The devotees of the Lord with bright faces, filled with knowledge (jñāna), devotion (bhakti) and dispassion (vairāgya), went to His very presence out of extreme love, and attained their desire of selfless service (kainkarya puruṣārtha) though ostensibly seeking the drum. This account of how the Gopis approached the Lord and obtained their desires is beautifully sung by Śrī Āṇḍāḷ, the daughter of Viṣṇucitta of Śrī Villiputtur and it is a Prabandham containing a garland of Tamil verses fit to be sung in groups and fit to be celebrated for all ages to come. Those who recite these verses without leaving out a single stanza shall obtain here and in the world to come, eternal happiness through the Grace of Kṛṣṇa, (the consort of Sri MahaLakṣmī) with red eyes, beautiful face and with four big mountain-like shoulders.
Tradition has it that at the age of 32 Sri Parasara Bhaṭṭar had a carbuncle on his back incised. But the only anaesthetic he would permit was the chanting and hearing of the Tiruppavai songs. When the surgeon operated on the carbuncle he did not show any pain whatsoever.

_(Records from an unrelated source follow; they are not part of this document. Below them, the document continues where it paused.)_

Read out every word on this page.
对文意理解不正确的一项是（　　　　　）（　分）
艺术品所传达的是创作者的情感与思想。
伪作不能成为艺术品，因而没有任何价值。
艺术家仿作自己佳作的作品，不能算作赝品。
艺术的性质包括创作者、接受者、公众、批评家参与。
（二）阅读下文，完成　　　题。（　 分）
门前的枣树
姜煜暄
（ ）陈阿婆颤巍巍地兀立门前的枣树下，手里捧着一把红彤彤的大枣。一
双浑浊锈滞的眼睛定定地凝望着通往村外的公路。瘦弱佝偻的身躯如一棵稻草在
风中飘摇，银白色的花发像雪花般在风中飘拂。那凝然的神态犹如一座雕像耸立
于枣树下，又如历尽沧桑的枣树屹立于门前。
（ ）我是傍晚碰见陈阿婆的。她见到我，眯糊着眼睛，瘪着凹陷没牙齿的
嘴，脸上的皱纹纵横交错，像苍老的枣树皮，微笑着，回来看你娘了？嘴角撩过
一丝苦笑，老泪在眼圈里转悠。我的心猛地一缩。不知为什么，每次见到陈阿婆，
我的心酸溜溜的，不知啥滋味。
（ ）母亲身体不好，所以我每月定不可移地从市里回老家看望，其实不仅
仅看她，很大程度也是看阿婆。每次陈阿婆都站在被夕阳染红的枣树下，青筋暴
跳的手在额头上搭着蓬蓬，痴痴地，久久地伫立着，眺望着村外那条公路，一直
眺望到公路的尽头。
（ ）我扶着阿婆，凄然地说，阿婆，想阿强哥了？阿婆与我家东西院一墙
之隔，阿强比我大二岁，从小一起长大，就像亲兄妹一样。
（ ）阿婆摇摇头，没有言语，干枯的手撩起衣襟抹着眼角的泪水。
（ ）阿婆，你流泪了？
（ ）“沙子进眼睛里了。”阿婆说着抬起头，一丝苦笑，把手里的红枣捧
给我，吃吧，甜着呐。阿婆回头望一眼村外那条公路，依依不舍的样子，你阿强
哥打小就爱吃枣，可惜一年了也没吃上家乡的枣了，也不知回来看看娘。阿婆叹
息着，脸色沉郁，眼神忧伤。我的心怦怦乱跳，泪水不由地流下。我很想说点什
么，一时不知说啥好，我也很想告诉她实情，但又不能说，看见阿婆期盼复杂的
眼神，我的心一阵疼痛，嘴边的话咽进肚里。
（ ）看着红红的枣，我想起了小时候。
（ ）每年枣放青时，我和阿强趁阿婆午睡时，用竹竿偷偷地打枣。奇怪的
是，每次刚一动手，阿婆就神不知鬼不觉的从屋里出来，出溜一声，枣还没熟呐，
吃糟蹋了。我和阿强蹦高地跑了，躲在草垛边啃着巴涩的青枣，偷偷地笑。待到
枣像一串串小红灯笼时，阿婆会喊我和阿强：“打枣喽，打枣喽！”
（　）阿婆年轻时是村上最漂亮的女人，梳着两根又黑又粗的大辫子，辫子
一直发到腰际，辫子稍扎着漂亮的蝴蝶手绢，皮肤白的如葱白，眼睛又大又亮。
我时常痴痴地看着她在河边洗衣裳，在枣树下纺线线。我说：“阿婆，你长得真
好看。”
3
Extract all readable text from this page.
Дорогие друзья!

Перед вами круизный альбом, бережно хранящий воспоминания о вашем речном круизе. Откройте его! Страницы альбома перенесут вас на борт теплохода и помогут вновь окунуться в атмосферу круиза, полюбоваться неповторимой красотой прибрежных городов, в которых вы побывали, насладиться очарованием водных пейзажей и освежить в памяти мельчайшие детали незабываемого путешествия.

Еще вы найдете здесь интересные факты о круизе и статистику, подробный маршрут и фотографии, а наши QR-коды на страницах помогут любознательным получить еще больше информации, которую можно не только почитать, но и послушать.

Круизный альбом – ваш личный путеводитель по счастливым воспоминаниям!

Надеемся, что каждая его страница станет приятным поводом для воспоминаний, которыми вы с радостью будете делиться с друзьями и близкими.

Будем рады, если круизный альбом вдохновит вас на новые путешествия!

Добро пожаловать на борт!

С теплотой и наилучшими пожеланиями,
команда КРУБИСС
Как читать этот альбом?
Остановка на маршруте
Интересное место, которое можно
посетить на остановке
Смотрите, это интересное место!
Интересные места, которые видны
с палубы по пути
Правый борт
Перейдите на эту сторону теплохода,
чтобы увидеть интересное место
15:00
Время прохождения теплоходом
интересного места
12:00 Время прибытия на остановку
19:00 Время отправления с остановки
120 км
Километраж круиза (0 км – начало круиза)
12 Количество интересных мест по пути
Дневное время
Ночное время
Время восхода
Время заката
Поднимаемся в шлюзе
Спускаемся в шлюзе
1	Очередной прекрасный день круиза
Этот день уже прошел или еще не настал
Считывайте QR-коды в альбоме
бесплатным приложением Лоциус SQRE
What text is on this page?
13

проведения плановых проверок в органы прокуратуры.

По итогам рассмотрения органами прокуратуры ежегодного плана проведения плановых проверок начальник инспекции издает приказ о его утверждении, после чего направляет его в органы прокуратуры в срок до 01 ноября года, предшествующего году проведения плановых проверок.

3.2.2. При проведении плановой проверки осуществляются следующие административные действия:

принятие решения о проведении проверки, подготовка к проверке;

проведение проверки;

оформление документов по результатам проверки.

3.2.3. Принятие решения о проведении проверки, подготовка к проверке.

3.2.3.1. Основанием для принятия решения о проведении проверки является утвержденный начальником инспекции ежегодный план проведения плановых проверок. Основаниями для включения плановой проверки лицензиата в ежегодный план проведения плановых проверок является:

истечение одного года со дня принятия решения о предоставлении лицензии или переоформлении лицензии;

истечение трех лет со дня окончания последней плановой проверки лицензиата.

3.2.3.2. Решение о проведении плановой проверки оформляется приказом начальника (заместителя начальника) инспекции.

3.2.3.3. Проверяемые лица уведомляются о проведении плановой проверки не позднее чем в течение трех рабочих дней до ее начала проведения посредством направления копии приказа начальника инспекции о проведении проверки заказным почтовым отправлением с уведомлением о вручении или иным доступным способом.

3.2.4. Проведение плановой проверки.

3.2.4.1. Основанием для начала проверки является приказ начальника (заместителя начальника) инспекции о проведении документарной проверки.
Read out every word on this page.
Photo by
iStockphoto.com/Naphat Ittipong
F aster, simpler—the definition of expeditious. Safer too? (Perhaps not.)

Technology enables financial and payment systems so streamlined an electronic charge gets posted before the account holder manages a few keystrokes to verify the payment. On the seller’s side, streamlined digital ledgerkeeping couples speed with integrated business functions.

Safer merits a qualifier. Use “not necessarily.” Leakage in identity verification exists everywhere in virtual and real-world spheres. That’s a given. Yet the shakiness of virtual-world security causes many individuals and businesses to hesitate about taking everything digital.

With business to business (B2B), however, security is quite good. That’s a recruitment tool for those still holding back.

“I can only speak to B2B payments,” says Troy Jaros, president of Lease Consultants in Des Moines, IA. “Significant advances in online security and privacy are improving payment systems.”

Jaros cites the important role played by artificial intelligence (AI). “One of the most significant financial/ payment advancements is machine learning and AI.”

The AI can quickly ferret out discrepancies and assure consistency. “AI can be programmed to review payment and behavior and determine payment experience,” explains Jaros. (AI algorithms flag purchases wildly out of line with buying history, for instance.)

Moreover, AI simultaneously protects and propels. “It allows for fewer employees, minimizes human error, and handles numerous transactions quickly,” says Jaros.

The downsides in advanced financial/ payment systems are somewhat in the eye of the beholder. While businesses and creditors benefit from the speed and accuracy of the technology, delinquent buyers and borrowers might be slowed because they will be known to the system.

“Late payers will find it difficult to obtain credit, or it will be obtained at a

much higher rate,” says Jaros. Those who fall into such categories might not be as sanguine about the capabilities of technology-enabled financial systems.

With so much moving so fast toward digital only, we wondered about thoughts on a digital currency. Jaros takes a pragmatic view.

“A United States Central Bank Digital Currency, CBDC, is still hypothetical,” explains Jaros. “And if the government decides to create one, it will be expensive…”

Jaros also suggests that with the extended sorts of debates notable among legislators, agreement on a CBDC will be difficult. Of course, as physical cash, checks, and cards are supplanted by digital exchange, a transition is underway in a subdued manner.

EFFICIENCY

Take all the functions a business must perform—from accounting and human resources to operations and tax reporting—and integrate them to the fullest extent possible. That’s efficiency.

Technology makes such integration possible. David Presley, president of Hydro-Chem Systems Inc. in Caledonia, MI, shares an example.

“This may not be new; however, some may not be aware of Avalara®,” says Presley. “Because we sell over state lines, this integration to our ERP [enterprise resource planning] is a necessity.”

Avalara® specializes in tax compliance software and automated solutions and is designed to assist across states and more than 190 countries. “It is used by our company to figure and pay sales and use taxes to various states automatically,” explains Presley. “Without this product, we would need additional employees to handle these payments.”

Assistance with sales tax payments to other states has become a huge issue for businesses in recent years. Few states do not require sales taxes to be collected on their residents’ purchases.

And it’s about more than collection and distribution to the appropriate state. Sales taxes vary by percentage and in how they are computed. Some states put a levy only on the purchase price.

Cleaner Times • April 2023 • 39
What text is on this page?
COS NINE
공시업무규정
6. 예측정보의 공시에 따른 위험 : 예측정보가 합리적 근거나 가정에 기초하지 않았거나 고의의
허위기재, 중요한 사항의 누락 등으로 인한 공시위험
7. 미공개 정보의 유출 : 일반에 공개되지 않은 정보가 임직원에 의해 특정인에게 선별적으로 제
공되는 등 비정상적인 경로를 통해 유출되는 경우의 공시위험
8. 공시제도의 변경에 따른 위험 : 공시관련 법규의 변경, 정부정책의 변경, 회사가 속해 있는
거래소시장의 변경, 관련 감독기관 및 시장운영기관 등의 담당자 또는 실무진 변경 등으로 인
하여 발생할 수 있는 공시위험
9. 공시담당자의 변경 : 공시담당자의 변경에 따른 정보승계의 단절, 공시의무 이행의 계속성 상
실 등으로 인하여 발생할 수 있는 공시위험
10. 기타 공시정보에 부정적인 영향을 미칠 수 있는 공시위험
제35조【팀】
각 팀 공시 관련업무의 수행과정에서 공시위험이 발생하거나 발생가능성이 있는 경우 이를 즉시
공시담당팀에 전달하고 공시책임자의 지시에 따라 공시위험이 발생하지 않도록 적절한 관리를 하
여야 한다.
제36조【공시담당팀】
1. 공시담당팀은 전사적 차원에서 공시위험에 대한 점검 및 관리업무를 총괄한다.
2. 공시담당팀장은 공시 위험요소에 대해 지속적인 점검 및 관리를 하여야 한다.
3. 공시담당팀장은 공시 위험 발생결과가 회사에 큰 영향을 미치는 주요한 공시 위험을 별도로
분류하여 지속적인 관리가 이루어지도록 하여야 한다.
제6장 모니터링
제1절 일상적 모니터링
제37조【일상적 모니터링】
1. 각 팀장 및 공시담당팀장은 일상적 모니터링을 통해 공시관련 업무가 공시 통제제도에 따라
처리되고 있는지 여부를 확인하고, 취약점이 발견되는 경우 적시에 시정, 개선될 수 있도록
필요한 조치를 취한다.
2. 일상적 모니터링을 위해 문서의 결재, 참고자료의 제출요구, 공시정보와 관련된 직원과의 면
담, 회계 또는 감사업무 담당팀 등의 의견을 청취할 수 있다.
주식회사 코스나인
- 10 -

Not only in the month of Marghazhi but the Thiruppavai is supposed to be recited and the meanings mediated on throughout the life of a Srivaishnava. Swamy Ramanuja, the great acharya of the srivaishnava Sampradaya, was so immersed in the divine work of the small girl Andal. Swamy Ramanuja was called as the ‘koil Annan’ (elder brother of andal) and also Tiruppavai Jeeyar.